Abdoulaye Soma, est professeur de droit public à l’Université Thomas Sankara du Burkina. Il est aussi le président de la Société Burkinabè de droit constitutionnel (SBDC) et Directeur du Centre d’études et de recherches sur le droit international général et les droits de l’homme (CERDIH). Expert-Consultant international en droit constitutionnel, il fut candidat malheureux à l’élection présidentielle de novembre 2020. Dans une interview accordée à Libreinfo.net le vendredi 28 janvier 2022, il est revenu sur la suspension de la constitution par la junte au pouvoir au Burkina Faso. Il a donné également sa lecture sur comment éviter le tripatouillage de la constitution en Afrique.
Par Rama Diallo
Libreinfo.net : Comment se porte Abdoulaye Soma et son parti Le Soleil d’Avenir ?
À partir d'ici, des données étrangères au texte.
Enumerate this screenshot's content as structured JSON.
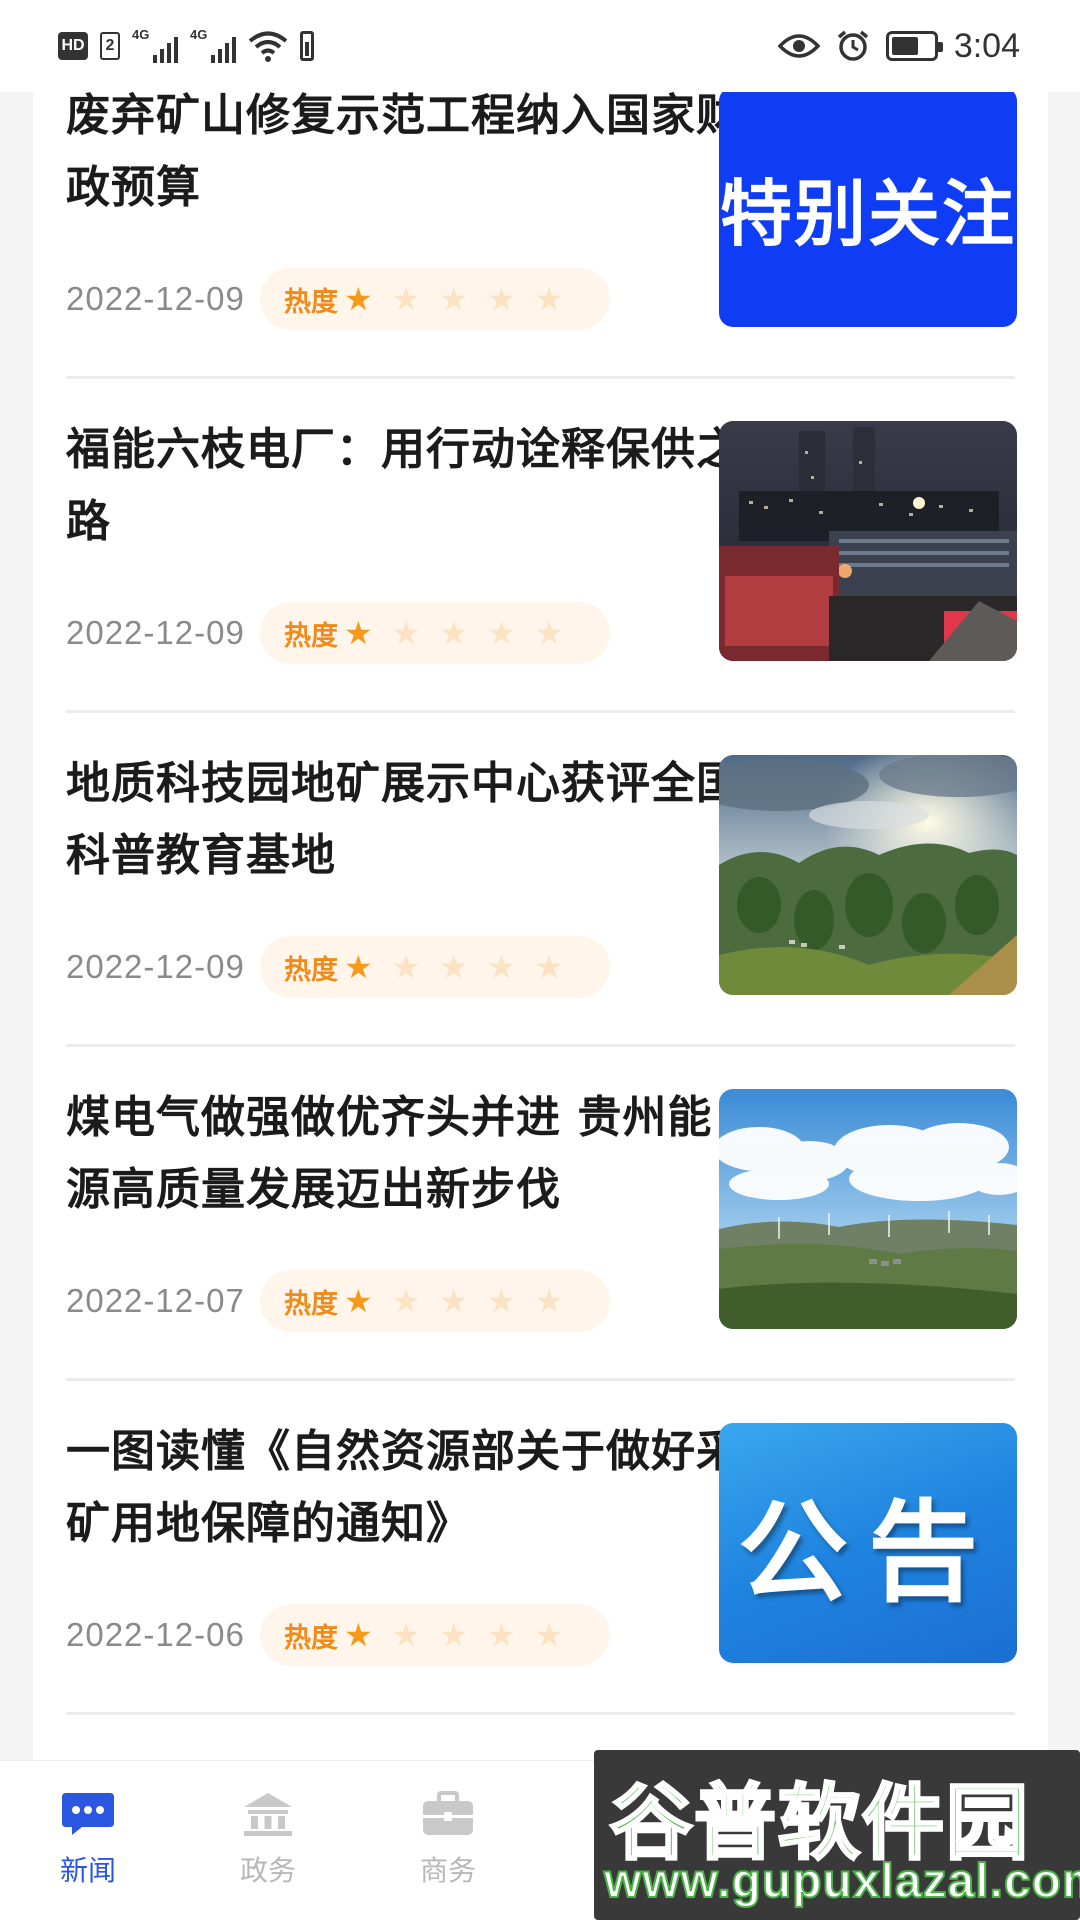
{
  "status_bar": {
    "hd": "HD",
    "sim": "2",
    "network1": "4G",
    "network2": "4G",
    "time": "3:04"
  },
  "articles": [
    {
      "title": "废弃矿山修复示范工程纳入国家财政预算",
      "date": "2022-12-09",
      "heat_label": "热度",
      "heat_stars": 1,
      "thumb_text": "特别关注",
      "thumb_kind": "text-blue"
    },
    {
      "title": "福能六枝电厂：用行动诠释保供之路",
      "date": "2022-12-09",
      "heat_label": "热度",
      "heat_stars": 1,
      "thumb_kind": "photo-night-plant"
    },
    {
      "title": "地质科技园地矿展示中心获评全国科普教育基地",
      "date": "2022-12-09",
      "heat_label": "热度",
      "heat_stars": 1,
      "thumb_kind": "photo-karst-landscape"
    },
    {
      "title": "煤电气做强做优齐头并进 贵州能源高质量发展迈出新步伐",
      "date": "2022-12-07",
      "heat_label": "热度",
      "heat_stars": 1,
      "thumb_kind": "photo-wind-farm"
    },
    {
      "title": "一图读懂《自然资源部关于做好采矿用地保障的通知》",
      "date": "2022-12-06",
      "heat_label": "热度",
      "heat_stars": 1,
      "thumb_text": "公告",
      "thumb_kind": "text-gradient-blue"
    }
  ],
  "bottom_nav": {
    "items": [
      {
        "label": "新闻",
        "icon": "chat-bubble-icon",
        "active": true
      },
      {
        "label": "政务",
        "icon": "government-building-icon",
        "active": false
      },
      {
        "label": "商务",
        "icon": "briefcase-icon",
        "active": false
      }
    ]
  },
  "watermark": {
    "logo": "谷普软件园",
    "url": "www.gupuxlazal.com"
  },
  "colors": {
    "accent_blue": "#2a56e0",
    "heat_orange": "#f08a19",
    "star_on": "#f59a1b",
    "star_off": "#fbe2c3"
  }
}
Abdoulaye Soma : Je vais bien. Le Soleil d’Avenir se porte très bien. Nous avons participé aux élections couplées présidentielle et législatives de 2020. Nous avons fait notre première expérience qui était bonne pour nous. Nous avons entrepris de rattraper les erreurs et les dysfonctionnements pour pouvoir repositionner le parti dans le leadership politique Burkinabè. Nous sommes dans un travail politique continu, de renforcement des bases et des capacités du parti.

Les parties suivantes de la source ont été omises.